Dismal projections by the Congressional Budget Office in Washington 
suggest that in the fiscal year starting in October, 28 million people 
in the US will be using government food stamps to buy essential 
groceries, the highest level since the food assistance programme was 
introduced in the 1960s.

The increase – from 26.5 million in 2007 – is due partly to recent 
efforts to increase public awareness of the programme and also a switch 
from paper coupons to electronic debit cards. But above all it is the 
pressures being exerted on ordinary Americans by an economy that is 
suddenly beset by troubles. Housing foreclosures, accelerating jobs 
losses and fast-rising prices all add to the squeeze.

Emblematic of the downturn until now has been the parades of houses 
seized in foreclosure all across the country, and myriad families 
separated from their homes. But now the crisis is starting to hit the 
country in its gut. Getting food on the table is a challenge many 
Americans are finding harder to meet. As a barometer of the country's 
economic health, food stamp usage may not be perfect, but can certainly 
tell a story.

Michigan has been in its own mini-recession for years as its collapsing 
industrial base, particularly in the car industry, has cast more and 
more out of work. Now, one in eight residents of the state is on food 
stamps, double the level in 2000. "We have seen a dramatic increase in 
recent years, but we have also seen it climbing more in recent months," 
Maureen Sorbet, a spokeswoman for Michigan's programme, said. "It's been 
increasing steadily. Without the programme, some families and kids would 
be going without."

But the trend is not restricted to the rust-belt regions. Forty states 
are reporting increases in applications for the stamps, actually 
electronic cards that are filled automatically once a month by the 
government and are swiped by shoppers at the till, in the 12 months from 
December 2006. At least six states, including Florida, Arizona and 
Maryland, have had a 10 per cent increase in the past year.
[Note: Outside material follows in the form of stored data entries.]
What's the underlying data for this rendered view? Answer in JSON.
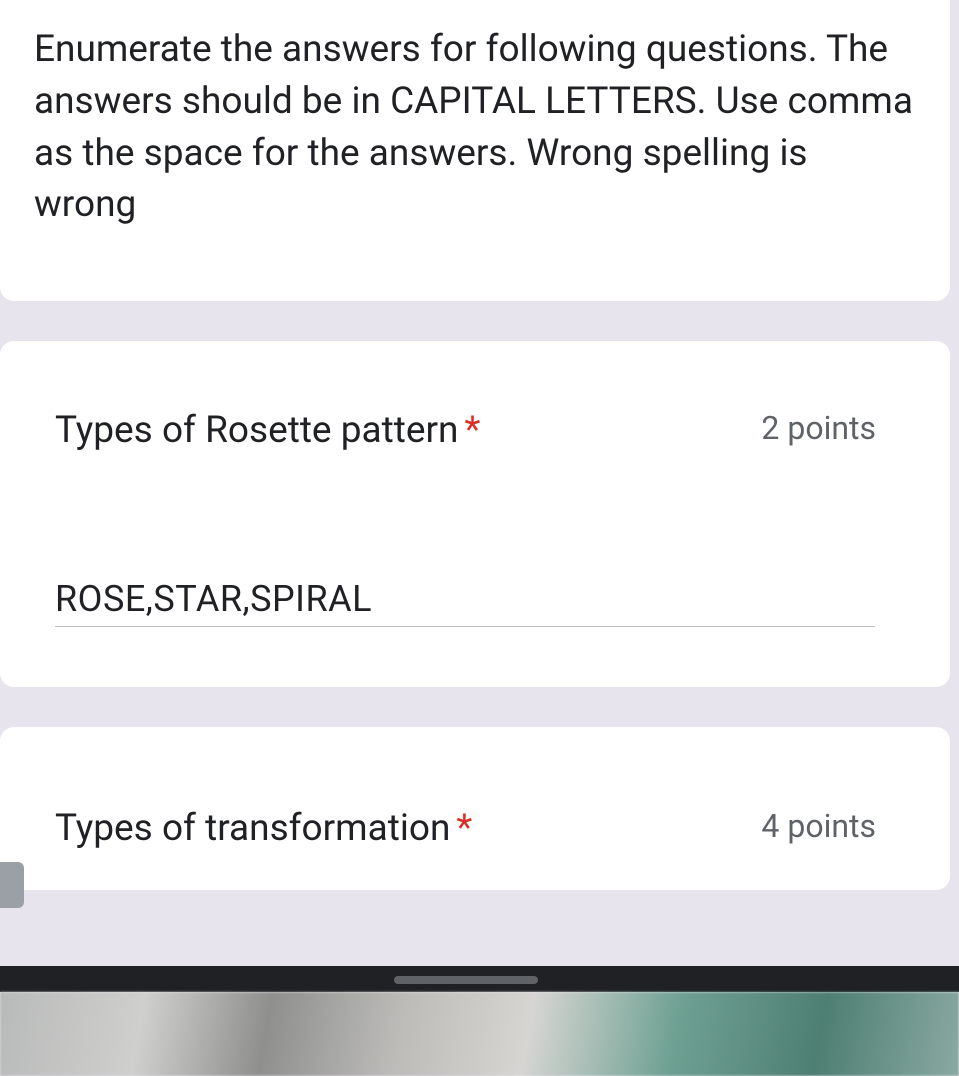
{
  "instructions": "Enumerate the answers for following questions. The answers should be in CAPITAL LETTERS. Use comma as the space for the answers. Wrong spelling is wrong",
  "questions": [
    {
      "title": "Types of Rosette pattern",
      "required_marker": "*",
      "points": "2 points",
      "answer": "ROSE,STAR,SPIRAL"
    },
    {
      "title": "Types of transformation",
      "required_marker": "*",
      "points": "4 points",
      "answer": ""
    }
  ]
}
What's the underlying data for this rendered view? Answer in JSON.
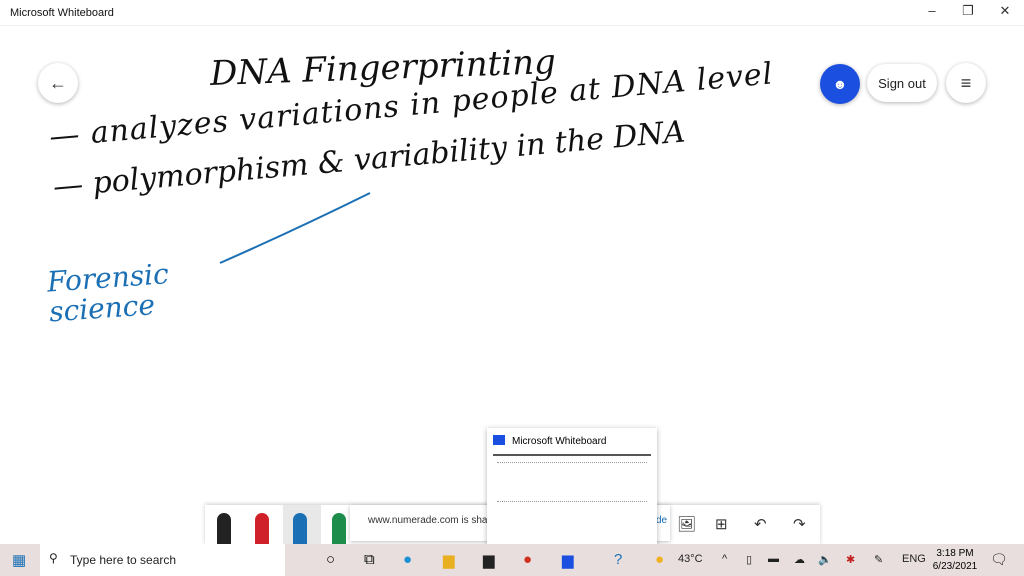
{
  "window": {
    "title": "Microsoft Whiteboard",
    "minimize": "–",
    "restore": "❐",
    "close": "✕"
  },
  "header": {
    "back_icon": "←",
    "invite_icon": "person-add",
    "sign_out": "Sign out",
    "menu_icon": "≡"
  },
  "board": {
    "title": "DNA Fingerprinting",
    "line1": "— analyzes variations in people at DNA level",
    "line2": "— polymorphism & variability in the DNA",
    "note": "Forensic science",
    "ink_color": "#111111",
    "note_color": "#1a6fb5"
  },
  "toolbar": {
    "pens": [
      "#222222",
      "#d0202a",
      "#1a6fb5",
      "#1e8c4a"
    ],
    "image_icon": "🖼",
    "add_icon": "⊞",
    "undo_icon": "↶",
    "redo_icon": "↷"
  },
  "share_bar": {
    "text": "www.numerade.com is shari",
    "trailing": "de"
  },
  "preview": {
    "title": "Microsoft Whiteboard"
  },
  "taskbar": {
    "search_placeholder": "Type here to search",
    "weather": "43°C",
    "language": "ENG",
    "time": "3:18 PM",
    "date": "6/23/2021"
  }
}
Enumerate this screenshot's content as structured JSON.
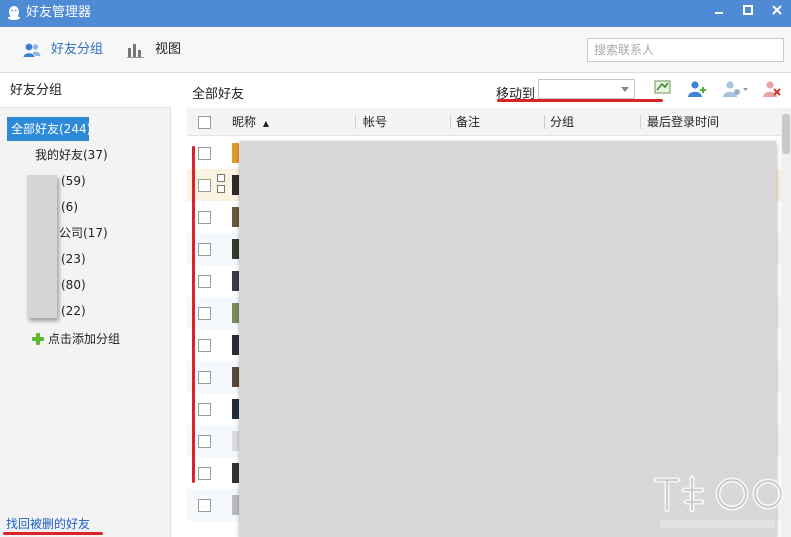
{
  "window": {
    "title": "好友管理器",
    "controls": [
      "minimize",
      "maximize",
      "close"
    ],
    "accent": "#4f8bd4"
  },
  "toolbar": {
    "tab_groups": "好友分组",
    "tab_view": "视图",
    "search_placeholder": "搜索联系人"
  },
  "sidebar": {
    "header": "好友分组",
    "groups": [
      {
        "label": "全部好友(244)",
        "active": true
      },
      {
        "label": "我的好友(37)"
      },
      {
        "label": "(59)"
      },
      {
        "label": "(6)"
      },
      {
        "label": "公司(17)"
      },
      {
        "label": "(23)"
      },
      {
        "label": "(80)"
      },
      {
        "label": "(22)"
      }
    ],
    "add_group": "点击添加分组",
    "find_deleted": "找回被删的好友"
  },
  "main": {
    "title": "全部好友",
    "move_to_label": "移动到",
    "move_to_value": "",
    "columns": [
      "昵称",
      "帐号",
      "备注",
      "分组",
      "最后登录时间"
    ],
    "sort_indicator": "▲"
  },
  "icons": [
    "qq-penguin-icon",
    "friends-group-icon",
    "chart-view-icon",
    "send-message-icon",
    "add-friend-icon",
    "settings-dropdown-icon",
    "delete-friend-icon",
    "plus-icon"
  ],
  "colors": {
    "selected_group": "#2d8ad8",
    "link": "#1c5ecd",
    "annotation": "#d9242b"
  }
}
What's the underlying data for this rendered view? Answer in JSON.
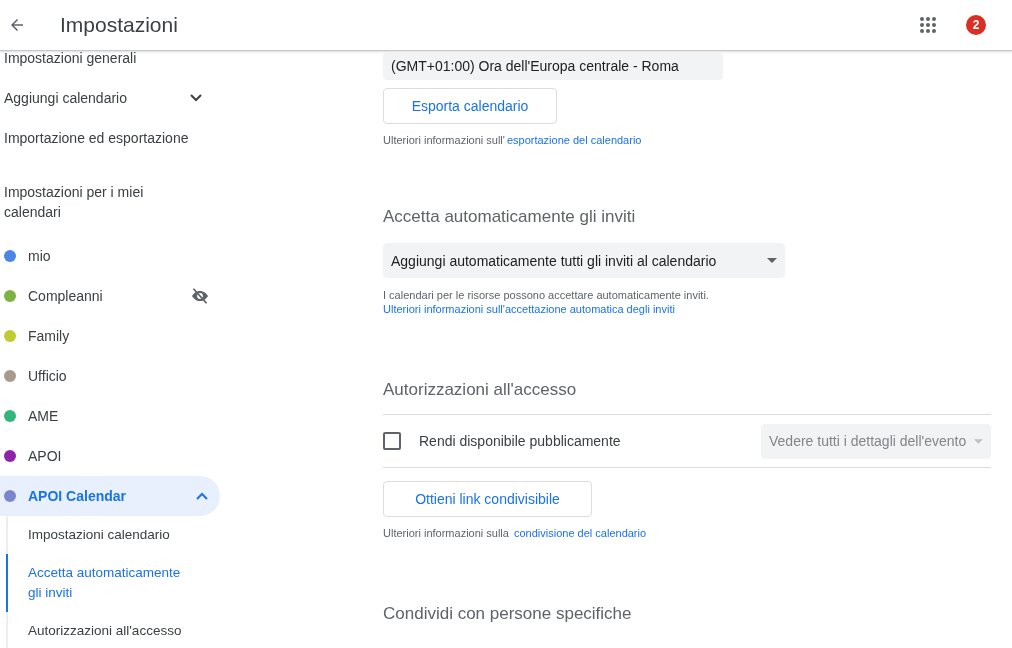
{
  "header": {
    "title": "Impostazioni",
    "notification_count": "2"
  },
  "sidebar": {
    "items": [
      {
        "label": "Impostazioni generali",
        "expandable": false
      },
      {
        "label": "Aggiungi calendario",
        "expandable": true
      },
      {
        "label": "Importazione ed esportazione",
        "expandable": false
      }
    ],
    "section_heading": "Impostazioni per i miei calendari",
    "calendars": [
      {
        "name": "mio",
        "color": "#4a86e8",
        "hidden": false,
        "selected": false
      },
      {
        "name": "Compleanni",
        "color": "#7cb342",
        "hidden": true,
        "selected": false
      },
      {
        "name": "Family",
        "color": "#c0ca33",
        "hidden": false,
        "selected": false
      },
      {
        "name": "Ufficio",
        "color": "#a79b8e",
        "hidden": false,
        "selected": false
      },
      {
        "name": "AME",
        "color": "#33b679",
        "hidden": false,
        "selected": false
      },
      {
        "name": "APOI",
        "color": "#8e24aa",
        "hidden": false,
        "selected": false
      },
      {
        "name": "APOI Calendar",
        "color": "#7986cb",
        "hidden": false,
        "selected": true,
        "expanded": true,
        "children": [
          {
            "label": "Impostazioni calendario",
            "selected": false
          },
          {
            "label": "Accetta automaticamente gli inviti",
            "selected": true
          },
          {
            "label": "Autorizzazioni all'accesso",
            "selected": false
          }
        ]
      }
    ]
  },
  "content": {
    "timezone_field": {
      "value": "(GMT+01:00) Ora dell'Europa centrale - Roma"
    },
    "export_button": "Esporta calendario",
    "export_note": {
      "text": "Ulteriori informazioni sull'",
      "link": "esportazione del calendario"
    },
    "sections": [
      {
        "kind": "auto_accept",
        "title": "Accetta automaticamente gli inviti",
        "dropdown": "Aggiungi automaticamente tutti gli inviti al calendario",
        "note": {
          "text": "I calendari per le risorse possono accettare automaticamente inviti. ",
          "link": "Ulteriori informazioni sull'accettazione automatica degli inviti"
        }
      },
      {
        "kind": "access",
        "title": "Autorizzazioni all'accesso",
        "public_checkbox": {
          "label": "Rendi disponibile pubblicamente",
          "checked": false
        },
        "detail_dropdown": {
          "value": "Vedere tutti i dettagli dell'evento",
          "disabled": true
        },
        "button": "Ottieni link condivisibile",
        "note": {
          "text": "Ulteriori informazioni sulla ",
          "link": "condivisione del calendario"
        }
      },
      {
        "kind": "share",
        "title": "Condividi con persone specifiche"
      }
    ]
  }
}
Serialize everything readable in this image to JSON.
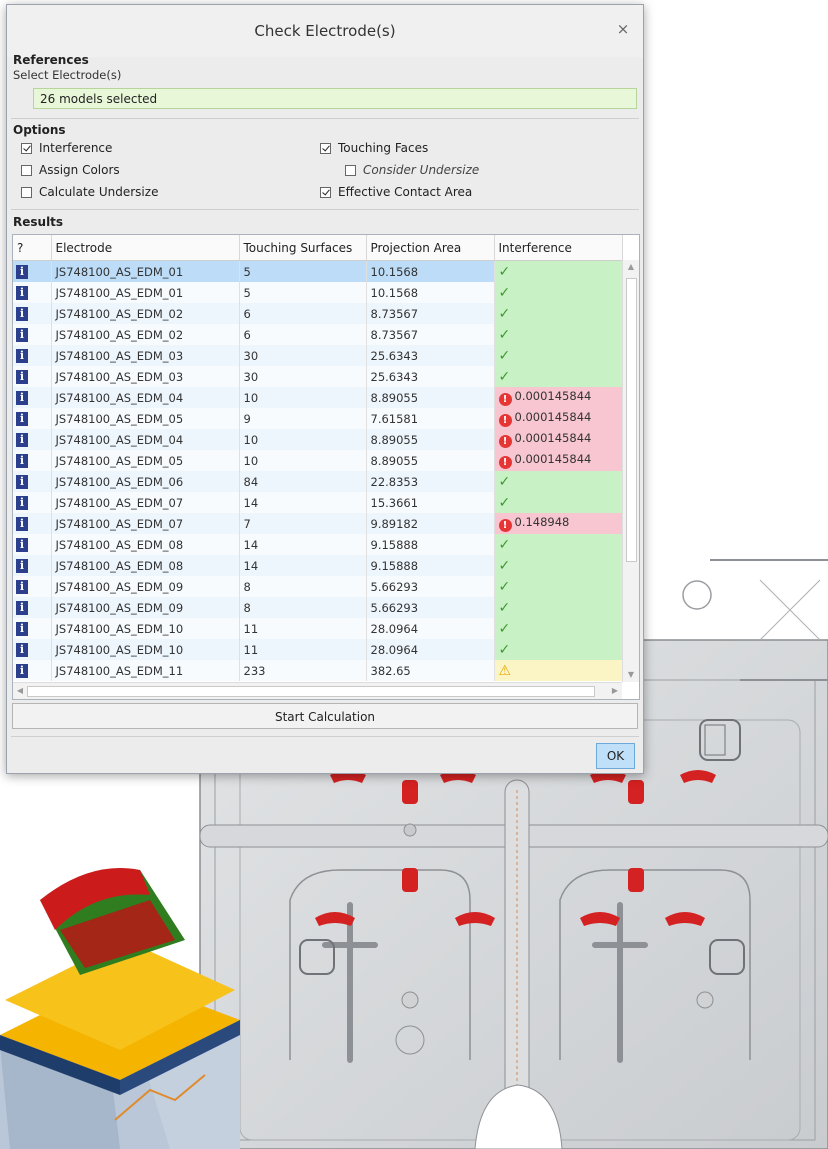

In Rhode Island, the segment of the population on food stamps has risen 
by 18 per cent in two years. The food programme started 40 years ago 
when hunger was still a daily fact of life for many Americans. The 
recent switch from paper coupons to the plastic card system has helped 
remove some of the stigma associated with the food stamp programme. The 
card can be swiped as easily as a bank debit card. To qualify for the 
cards, Americans do not have to be exactly on the breadline. The 
programme is available to people whose earnings are just above the 
official poverty line. For Hubert Liepnieks, the card is a lifeline he 
could never afford to lose. Just out of prison, he sleeps in overnight 
shelters in Manhattan and uses the card at a Morgan Williams supermarket 
on East 23rd Street. Yesterday, he and his fiancée, Christine Schultz, 
who is in a wheelchair, shared one banana and a cup of coffee bought 
with the 82 cents left on it.

"They should be refilling it in the next three or four days," Liepnieks 
says. At times, he admits, he and friends bargain with owners of the 
smaller grocery shops to trade the value of their cards for cash, 
although it is illegal. "It can be done. I get $7 back on $10."

Richard Enright, the manager at this Morgan Williams, says the numbers 
of customers on food stamps has been steady but he expects that to rise 
soon. "In this location, it's still mostly old people and people who 
have retired from city jobs on stamps," he says. Food stamp money was 
designed to supplement what people could buy rather than covering all 
the costs of a family's groceries. But the problem now, Mr Enright says, 
is that soaring prices are squeezing the value of the benefits.

"Last St Patrick's Day, we were selling Irish soda bread for $1.99. This 
year it was $2.99. Prices are just spiralling up, because of the cost of 
gas trucking the food into the city and because of commodity prices. 
People complain, but I tell them it's not my fault everything is more 
expensive."

The US Department of Agriculture says the cost of feeding a low-income 
family of four has risen 6 per cent in 12 months. "The amount of food 
stamps per household hasn't gone up with the food costs," says Dayna 
Ballantyne, who runs a food bank in Des Moines, Iowa. "Our clients are 
finding they aren't able to purchase food like they used to."

And the next monthly job numbers, to be released this Friday, are likely 
to show 50,000 more jobs were lost nationwide in March, and the 
unemployment rate is up to perhaps 5 per cent.